Elfenbeinküste und Nationaltrainer Emerse Faé gehen getrennte Wege

©IMAGO

Die Elfenbeinküste und Nationaltrainer Emerse Faé gehen getrennte Wege. Der am Freitag ausgelaufene Vertrag wird nicht verlängert, wie der Verband FIF in einem Statement bestätigte, nicht ohne „seinen Beitrag zur Entwicklung der Nationalmannschaft sowie die unter seiner Leitung erzielten Ergebnisse, die ein wichtiger Teil der jüngeren Geschichte des ivorischen Fußballs bleiben werden“, zu würdigen.

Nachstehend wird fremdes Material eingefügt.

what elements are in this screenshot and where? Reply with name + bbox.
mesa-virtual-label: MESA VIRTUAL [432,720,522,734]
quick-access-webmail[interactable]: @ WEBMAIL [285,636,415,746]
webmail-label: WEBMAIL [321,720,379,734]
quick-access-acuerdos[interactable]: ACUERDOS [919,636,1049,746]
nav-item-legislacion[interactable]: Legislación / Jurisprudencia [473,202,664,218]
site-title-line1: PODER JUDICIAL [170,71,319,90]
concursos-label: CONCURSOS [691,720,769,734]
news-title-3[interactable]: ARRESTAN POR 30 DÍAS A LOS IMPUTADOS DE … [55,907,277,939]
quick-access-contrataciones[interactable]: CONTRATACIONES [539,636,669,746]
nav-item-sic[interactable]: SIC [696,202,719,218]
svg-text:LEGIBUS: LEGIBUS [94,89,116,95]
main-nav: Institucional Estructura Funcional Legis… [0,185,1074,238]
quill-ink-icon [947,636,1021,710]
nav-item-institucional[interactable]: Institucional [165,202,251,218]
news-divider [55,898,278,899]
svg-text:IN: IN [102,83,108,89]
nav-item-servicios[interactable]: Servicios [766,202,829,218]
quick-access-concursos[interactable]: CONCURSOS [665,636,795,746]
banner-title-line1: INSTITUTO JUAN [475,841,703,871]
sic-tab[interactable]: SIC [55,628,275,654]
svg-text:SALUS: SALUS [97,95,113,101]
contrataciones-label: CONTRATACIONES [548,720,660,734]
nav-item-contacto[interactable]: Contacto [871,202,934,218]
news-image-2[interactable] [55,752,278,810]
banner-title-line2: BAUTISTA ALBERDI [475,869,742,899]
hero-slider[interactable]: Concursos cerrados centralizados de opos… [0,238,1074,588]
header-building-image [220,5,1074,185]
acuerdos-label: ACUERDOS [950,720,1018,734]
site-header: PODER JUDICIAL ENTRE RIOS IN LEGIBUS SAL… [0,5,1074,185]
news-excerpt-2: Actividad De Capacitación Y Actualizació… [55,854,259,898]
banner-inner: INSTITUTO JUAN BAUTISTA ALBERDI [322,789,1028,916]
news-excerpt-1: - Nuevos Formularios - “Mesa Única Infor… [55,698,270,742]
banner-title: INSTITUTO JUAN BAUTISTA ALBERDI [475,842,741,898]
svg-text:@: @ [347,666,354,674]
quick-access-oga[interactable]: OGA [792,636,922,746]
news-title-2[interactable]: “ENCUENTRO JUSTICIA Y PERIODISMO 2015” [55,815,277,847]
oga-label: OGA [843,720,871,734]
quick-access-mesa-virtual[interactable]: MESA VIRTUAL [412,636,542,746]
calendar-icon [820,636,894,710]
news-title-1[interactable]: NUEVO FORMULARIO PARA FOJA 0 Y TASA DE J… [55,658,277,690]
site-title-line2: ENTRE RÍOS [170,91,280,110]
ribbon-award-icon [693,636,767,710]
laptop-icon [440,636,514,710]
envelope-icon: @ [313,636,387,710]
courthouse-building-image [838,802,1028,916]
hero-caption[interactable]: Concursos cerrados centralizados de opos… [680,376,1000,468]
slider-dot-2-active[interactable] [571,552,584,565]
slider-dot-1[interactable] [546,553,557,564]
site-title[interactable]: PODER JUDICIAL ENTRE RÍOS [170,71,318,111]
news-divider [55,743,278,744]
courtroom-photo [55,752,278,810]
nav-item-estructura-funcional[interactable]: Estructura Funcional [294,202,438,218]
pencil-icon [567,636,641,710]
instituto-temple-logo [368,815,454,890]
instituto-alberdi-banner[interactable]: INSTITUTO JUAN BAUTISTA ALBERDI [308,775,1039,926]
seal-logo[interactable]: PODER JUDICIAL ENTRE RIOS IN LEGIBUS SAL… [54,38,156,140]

Faé sprang während des Afrika-Cups 2024 zunächst kurzfristig als Interimslösung ein und führte das Team im eigenen Land zum dritten Titel. Im Anschluss wurde der 42-Jährige zur Dauerlösung. In 36 Länderspielen unter seiner Führung ging die Elfenbeinküste 25-mal als Sieger vom Platz, nur sieben Partien wurden verloren. Faé führte die Elefanten nach zwei verpassten Turnieren zur vierten WM-Teilnahme, wo im Sechzehntelfinale gegen Norwegen (1:2) Schluss war.